Polarizers kicking my behind!

sophiecentaur

Did you not notice the bump on my head and the plaster cast on my leg?

G01

That is not what is meant by active and passive. As sophiecentaur said, being 'active' implies a power source. http://en.wikipedia.org/wiki/Passivi...engineering%29

2112rush2112

I'm tellin' you bro, I have a PF Science Adviser (you) and a PF Gold Member and Homework Helper (G01) trying to explain this to me but it's still not sinking into my thick head! The polarizer is still kicking my ***!
I understand this idea--the idea that a polarizer allows more light to pass than only and strictly those photons that pass in the polarizer's plane.
Dr. David Goodstein of Mechanical Universe fame (remember that show?) tried to explain it quantum mechanically in an episode, but in doing so demonstrated that even Cal Tech faculty can be fallible. And here's where I run into difficulty. I'm trying to figure out how a polarizer can alter the polarization of light without being a half-wave plate. I thought only half-wave wave plates can do this (and even then, half-wave plates rotate light 90 degrees; not 45 degrees).
So you do agree with G01 that polarizers do in fact alter photons in some way, correct? Not classicly, like a racemic mixture or glucose would, but an alteration of the photon's plane of polarization on a more fundamental level.

I would like to learn more about what happens to a photon as it exits a linear polarizer (Polaroid, Nicol prism, etc.). My first instinct is to learn about E and H fields, but that's all property of James Clerk Maxwell, and over 150 years old. Thus, to gain a better understanding of nature, it's best to look beyond Maxwell (as much as I do revere him), no?

2112rush2112

Sh!t one hell of an orgasm.............

G01

Your first instinct is correct. The model that provides the better understanding is the one best suited to the problem. I agree with what sophiecentaur said earlier:

Emphasis mine. The problem can be understood in terms of photons, of course, but if you do not understand classical E and H fields yet, then focusing on photons is just going to make the physics of polarizers even more opaque. As all the physics of the problems is validly modeled with classical theory, you are not missing any of the physics by focusing on a classical picture for the time being.

sophiecentaur

My issue with trying to explain things in terms of photons is that they are not any more 'real' than fields. I can appreciate that it may be easier to have a picture of a little bullet travelling from A to B than some sort of nebulous set of invisible vectors out there (everywhere, in fact). The only thing we can measure, though, whatever we believe is happening between A and B, is the result, when we actually detect the energy. There are cases where the photon explanation fall out nicer and there are cases where the field explanation does it easier. There are also, say the two slits, where either model will give you an answer without too much trouble.

When you talk about getting a better understanding than Maxwell can give you, you need to be careful not to replace Maxwell with some more trivial model. The sort of photons that people use in these arm waving explanations are way more trivial than Maxwell.

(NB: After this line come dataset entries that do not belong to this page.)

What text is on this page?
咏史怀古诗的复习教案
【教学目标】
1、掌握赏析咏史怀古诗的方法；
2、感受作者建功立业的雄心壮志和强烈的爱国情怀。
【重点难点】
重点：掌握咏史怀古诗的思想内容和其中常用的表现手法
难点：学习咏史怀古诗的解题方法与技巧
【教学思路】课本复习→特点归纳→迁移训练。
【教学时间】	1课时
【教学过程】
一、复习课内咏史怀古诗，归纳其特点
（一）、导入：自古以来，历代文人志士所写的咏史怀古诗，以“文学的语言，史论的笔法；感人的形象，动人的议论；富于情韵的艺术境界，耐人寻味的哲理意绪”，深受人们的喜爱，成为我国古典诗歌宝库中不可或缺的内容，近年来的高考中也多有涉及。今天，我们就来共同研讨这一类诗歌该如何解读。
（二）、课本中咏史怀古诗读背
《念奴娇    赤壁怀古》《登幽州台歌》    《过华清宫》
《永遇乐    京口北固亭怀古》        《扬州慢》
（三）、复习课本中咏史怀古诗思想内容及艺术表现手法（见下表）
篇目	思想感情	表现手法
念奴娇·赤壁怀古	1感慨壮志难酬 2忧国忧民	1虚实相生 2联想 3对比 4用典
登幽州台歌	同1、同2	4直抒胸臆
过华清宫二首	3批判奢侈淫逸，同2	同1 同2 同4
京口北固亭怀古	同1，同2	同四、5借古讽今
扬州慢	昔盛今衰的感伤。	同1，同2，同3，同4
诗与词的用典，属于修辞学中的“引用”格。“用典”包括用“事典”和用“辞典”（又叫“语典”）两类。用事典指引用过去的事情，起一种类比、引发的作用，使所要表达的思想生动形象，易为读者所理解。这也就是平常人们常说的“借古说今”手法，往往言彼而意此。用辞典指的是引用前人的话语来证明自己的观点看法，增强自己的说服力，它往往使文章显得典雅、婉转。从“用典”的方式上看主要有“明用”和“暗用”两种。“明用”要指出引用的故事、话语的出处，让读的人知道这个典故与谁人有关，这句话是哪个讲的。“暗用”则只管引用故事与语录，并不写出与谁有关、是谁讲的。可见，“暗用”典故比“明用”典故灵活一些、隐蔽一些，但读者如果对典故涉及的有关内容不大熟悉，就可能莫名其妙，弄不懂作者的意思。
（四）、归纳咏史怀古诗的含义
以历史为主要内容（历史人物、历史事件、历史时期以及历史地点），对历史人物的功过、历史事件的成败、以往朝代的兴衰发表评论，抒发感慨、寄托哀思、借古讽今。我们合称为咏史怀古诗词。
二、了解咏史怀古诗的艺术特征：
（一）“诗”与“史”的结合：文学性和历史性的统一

Any worthwhile photon model must include all the factors that Maxwell entails and then some. You can't replace Maxwell with something that's not as good and call that 'better understanding'.

The simplest form of polariser to consider is probably a dipole (or any straight wire) in an RF field. The classical way of treating it is to talk of the currents induced along the wire due, only to the component of the wave polarised parallel to the wire. and the re-radiation / reflection of energy in the form of waves that are polarised parallel to the dipole wire. The component of the incident wave normal to the wire is unaffected by it. All other polarisers do more or less the same thing; if it's happening in a solid then it's more complex but you could deal with that later. The polariser - because it is an object that is interacting with the wave - is a mechanism that 'measures' the states of the photons and resolves the uncertainty. When the photons have passed out of the other side, they are quantum objects again and could be anywhere, doing anything until they are measured again.

Applying photons to this. A photon has to have a certain energy so you can't have a 'component of a photon'. When the RF energy passes the wire, there is a probability that a certain proportion of the photons will interact with the wire. Surprise surprise, that probability just happens to correspond to half of the photons, when the incident wave is unpolarised (a random selection of radio signals from a massive selection of transmitters in all different orientations - that's like your ordinary light source). Moreover, if you are dealing with just one source (a linearly polarised signal), the probability of a photon interacting with the wire just happens to be proportional to the Cosine of the angle of orientation of the transmitting and receiving wires (the square of the E component). The good-ol' wave explanation predicts what will happen to the photons that we measure with our radio receiver. We can choose to believe that it was photons that jumped between the transmitter and receiver or we can say it was waves but, without putting another detector in the way (and messing up the experiment) we can't say which way it really happened. Those photons really have to have an instruction book with them to tell them how to behave like Mr Maxwell told them to and they can't ignore him.